Não mais orgulhoso de seu trabalho, o novo grupo nômade não se interessa pela obra, pela construção do império. Como não são mais a causa última ou referência nos movimentos que o mercado tem, não há mais nenhum remorso em descartar um negócio que não está indo bem ou, como as leis trabalhistas são, de pouco em pouco, eliminadas pela realização do livre fluxo do capital, demitir centenas de pessoas.
O durável, fixo, eterno, que sempre foi o desejo dos poderosos, é invertido. Os novos poderosos querem algo descartável, que possa ser expurgado sem grandes problemas e que não os responsabilizem pelo despejo. A distopia da instituição de relações líquidas é a miséria em forma de liberdade.
Referências
[1] BAUMAN, Zygmunt. Modernidade líquida. Rio de Janeiro: Jorge Zahar, 2001, p. 8.
[2] BAUMAN, Zygmunt.
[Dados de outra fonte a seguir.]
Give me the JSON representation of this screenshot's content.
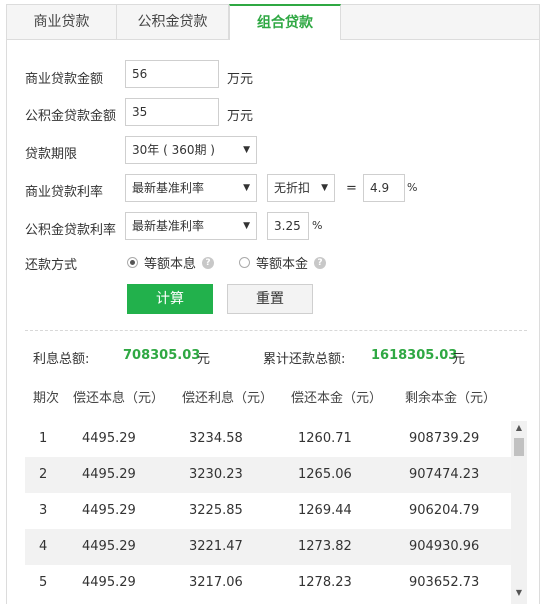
{
  "tabs": [
    {
      "label": "商业贷款"
    },
    {
      "label": "公积金贷款"
    },
    {
      "label": "组合贷款"
    }
  ],
  "form": {
    "commercial_amount": {
      "label": "商业贷款金额",
      "value": "56",
      "unit": "万元"
    },
    "fund_amount": {
      "label": "公积金贷款金额",
      "value": "35",
      "unit": "万元"
    },
    "term": {
      "label": "贷款期限",
      "value": "30年 ( 360期 )"
    },
    "commercial_rate": {
      "label": "商业贷款利率",
      "base": "最新基准利率",
      "discount": "无折扣",
      "equals": "=",
      "value": "4.9",
      "unit": "%"
    },
    "fund_rate": {
      "label": "公积金贷款利率",
      "base": "最新基准利率",
      "value": "3.25",
      "unit": "%"
    },
    "repay": {
      "label": "还款方式",
      "option1": "等额本息",
      "option2": "等额本金",
      "selected": "等额本息"
    }
  },
  "buttons": {
    "calc": "计算",
    "reset": "重置"
  },
  "summary": {
    "interest_label": "利息总额:",
    "interest_value": "708305.03",
    "interest_unit": "元",
    "total_label": "累计还款总额:",
    "total_value": "1618305.03",
    "total_unit": "元"
  },
  "table": {
    "headers": [
      "期次",
      "偿还本息（元）",
      "偿还利息（元）",
      "偿还本金（元）",
      "剩余本金（元）"
    ],
    "rows": [
      [
        "1",
        "4495.29",
        "3234.58",
        "1260.71",
        "908739.29"
      ],
      [
        "2",
        "4495.29",
        "3230.23",
        "1265.06",
        "907474.23"
      ],
      [
        "3",
        "4495.29",
        "3225.85",
        "1269.44",
        "906204.79"
      ],
      [
        "4",
        "4495.29",
        "3221.47",
        "1273.82",
        "904930.96"
      ],
      [
        "5",
        "4495.29",
        "3217.06",
        "1278.23",
        "903652.73"
      ]
    ]
  },
  "icons": {
    "help": "help-icon",
    "arrow": "chevron-down-icon"
  },
  "colors": {
    "accent": "#2fa843",
    "button": "#22b14c"
  }
}
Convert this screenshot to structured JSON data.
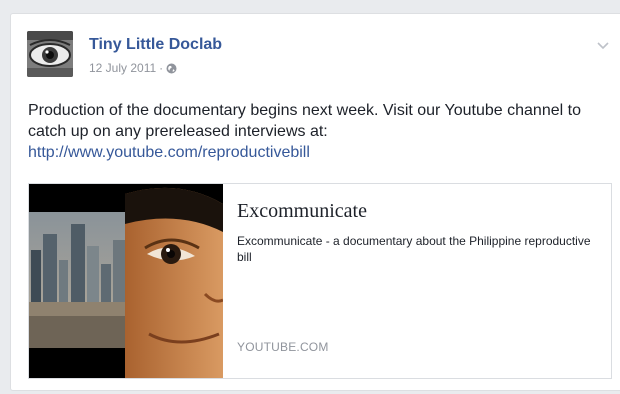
{
  "post": {
    "author": "Tiny Little Doclab",
    "date": "12 July 2011",
    "separator": "·",
    "text": "Production of the documentary begins next week. Visit our Youtube channel to catch up on any prereleased interviews at:",
    "link": "http://www.youtube.com/reproductivebill"
  },
  "preview": {
    "title": "Excommunicate",
    "description": "Excommunicate - a documentary about the Philippine reproductive bill",
    "domain": "YOUTUBE.COM"
  },
  "icons": {
    "avatar": "eye-logo",
    "privacy": "globe-icon",
    "menu": "chevron-down-icon"
  },
  "colors": {
    "link": "#365899",
    "meta": "#90949c",
    "text": "#1d2129",
    "background": "#e9ebee"
  }
}
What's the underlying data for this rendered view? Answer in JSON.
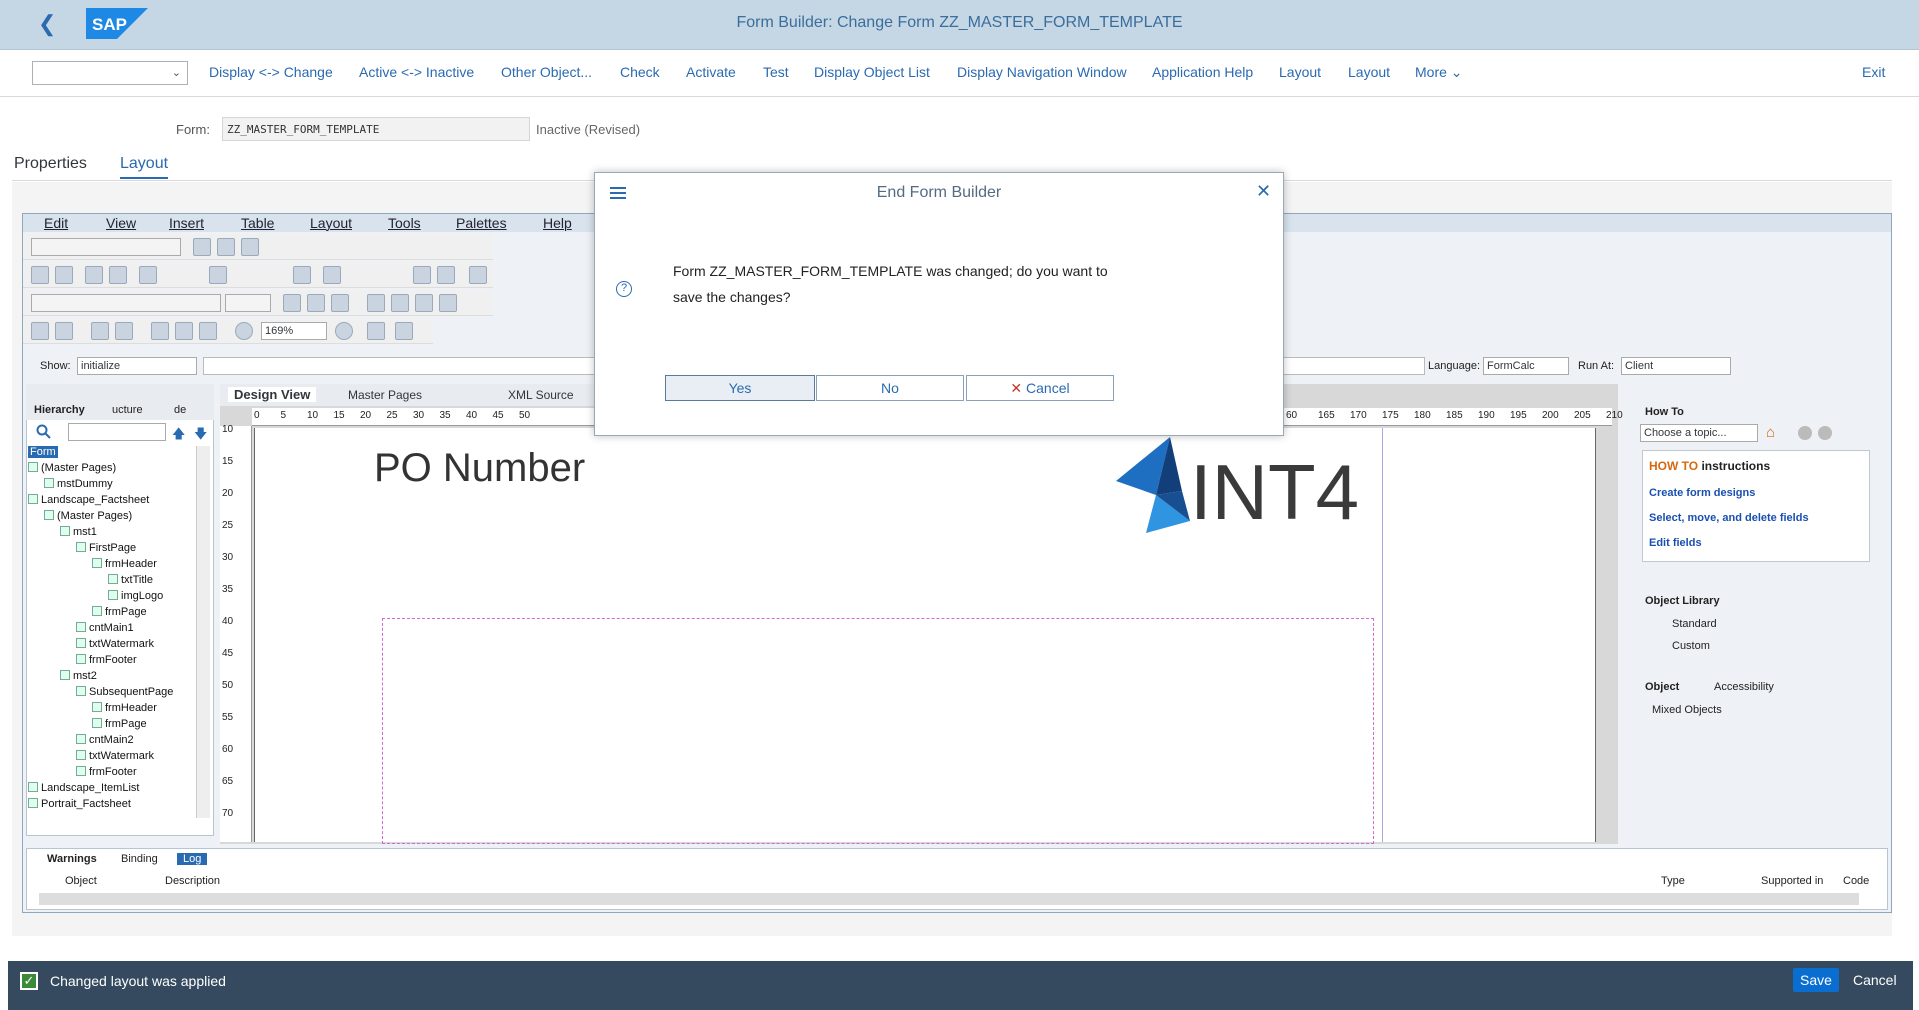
{
  "shell": {
    "title": "Form Builder: Change Form ZZ_MASTER_FORM_TEMPLATE",
    "logo": "SAP"
  },
  "toolbar": {
    "items": [
      "Display <-> Change",
      "Active <-> Inactive",
      "Other Object...",
      "Check",
      "Activate",
      "Test",
      "Display Object List",
      "Display Navigation Window",
      "Application Help",
      "Layout",
      "Layout",
      "More"
    ],
    "exit": "Exit"
  },
  "form": {
    "label": "Form:",
    "value": "ZZ_MASTER_FORM_TEMPLATE",
    "status": "Inactive (Revised)"
  },
  "tabs": {
    "properties": "Properties",
    "layout": "Layout"
  },
  "designer": {
    "menu": [
      "Edit",
      "View",
      "Insert",
      "Table",
      "Layout",
      "Tools",
      "Palettes",
      "Help"
    ],
    "zoom": "169%",
    "show_label": "Show:",
    "show_value": "initialize",
    "language_label": "Language:",
    "language_value": "FormCalc",
    "runat_label": "Run At:",
    "runat_value": "Client",
    "left_tabs": [
      "Hierarchy",
      "ucture",
      "de"
    ],
    "tree": [
      {
        "t": "Form",
        "lvl": 0
      },
      {
        "t": "(Master Pages)",
        "lvl": 0
      },
      {
        "t": "mstDummy",
        "lvl": 1
      },
      {
        "t": "Landscape_Factsheet",
        "lvl": 0
      },
      {
        "t": "(Master Pages)",
        "lvl": 1
      },
      {
        "t": "mst1",
        "lvl": 2
      },
      {
        "t": "FirstPage",
        "lvl": 3
      },
      {
        "t": "frmHeader",
        "lvl": 4
      },
      {
        "t": "txtTitle",
        "lvl": 5
      },
      {
        "t": "imgLogo",
        "lvl": 5
      },
      {
        "t": "frmPage",
        "lvl": 4
      },
      {
        "t": "cntMain1",
        "lvl": 3
      },
      {
        "t": "txtWatermark",
        "lvl": 3
      },
      {
        "t": "frmFooter",
        "lvl": 3
      },
      {
        "t": "mst2",
        "lvl": 2
      },
      {
        "t": "SubsequentPage",
        "lvl": 3
      },
      {
        "t": "frmHeader",
        "lvl": 4
      },
      {
        "t": "frmPage",
        "lvl": 4
      },
      {
        "t": "cntMain2",
        "lvl": 3
      },
      {
        "t": "txtWatermark",
        "lvl": 3
      },
      {
        "t": "frmFooter",
        "lvl": 3
      },
      {
        "t": "Landscape_ItemList",
        "lvl": 0
      },
      {
        "t": "Portrait_Factsheet",
        "lvl": 0
      }
    ],
    "center_tabs": [
      "Design View",
      "Master Pages",
      "XML Source"
    ],
    "ruler": [
      "0",
      "5",
      "10",
      "15",
      "20",
      "25",
      "30",
      "35",
      "40",
      "45",
      "50"
    ],
    "ruler_right": [
      "60",
      "165",
      "170",
      "175",
      "180",
      "185",
      "190",
      "195",
      "200",
      "205",
      "210"
    ],
    "vruler": [
      "10",
      "15",
      "20",
      "25",
      "30",
      "35",
      "40",
      "45",
      "50",
      "55",
      "60",
      "65",
      "70"
    ],
    "canvas": {
      "po": "PO Number",
      "brand": "INT4"
    },
    "howto": {
      "tab": "How To",
      "choose": "Choose a topic...",
      "head_a": "HOW TO",
      "head_b": "instructions",
      "links": [
        "Create form designs",
        "Select, move, and delete fields",
        "Edit fields"
      ]
    },
    "objlib": {
      "tab": "Object Library",
      "items": [
        "Standard",
        "Custom"
      ]
    },
    "object": {
      "tab": "Object",
      "tab2": "Accessibility",
      "content": "Mixed Objects"
    },
    "bottom": {
      "tabs": [
        "Warnings",
        "Binding",
        "Log"
      ],
      "cols": [
        "Object",
        "Description",
        "Type",
        "Supported in",
        "Code"
      ]
    }
  },
  "footer": {
    "message": "Changed layout was applied",
    "save": "Save",
    "cancel": "Cancel"
  },
  "dialog": {
    "title": "End Form Builder",
    "message": "Form ZZ_MASTER_FORM_TEMPLATE was changed; do you want to save the changes?",
    "yes": "Yes",
    "no": "No",
    "cancel": "Cancel"
  },
  "colors": {
    "shell": "#c5d6e4",
    "link": "#2a6ab0",
    "footer": "#354a5f",
    "save": "#0a6ed1",
    "brand_blue": "#1e6fc2"
  }
}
Modernidade líquida… p. 9.
[3] BAUMAN, Zygmunt. Modernidade líquida… p. 10.
[4] BAUMAN, Zygmunt. Modernidade líquida… p. 11.
[5] BAUMAN, Zygmunt. Modernidade líquida… p. 11.
[6] BAUMAN, Zygmunt. Modernidade líquida… p. 16.
[7] BAUMAN, Zygmunt. Modernidade líquida… p. 17.
[8] BAUMAN, Zygmunt. Modernidade líquida… p. 17.
[9] BAUMAN, Zygmunt. Modernidade líquida… p. 19.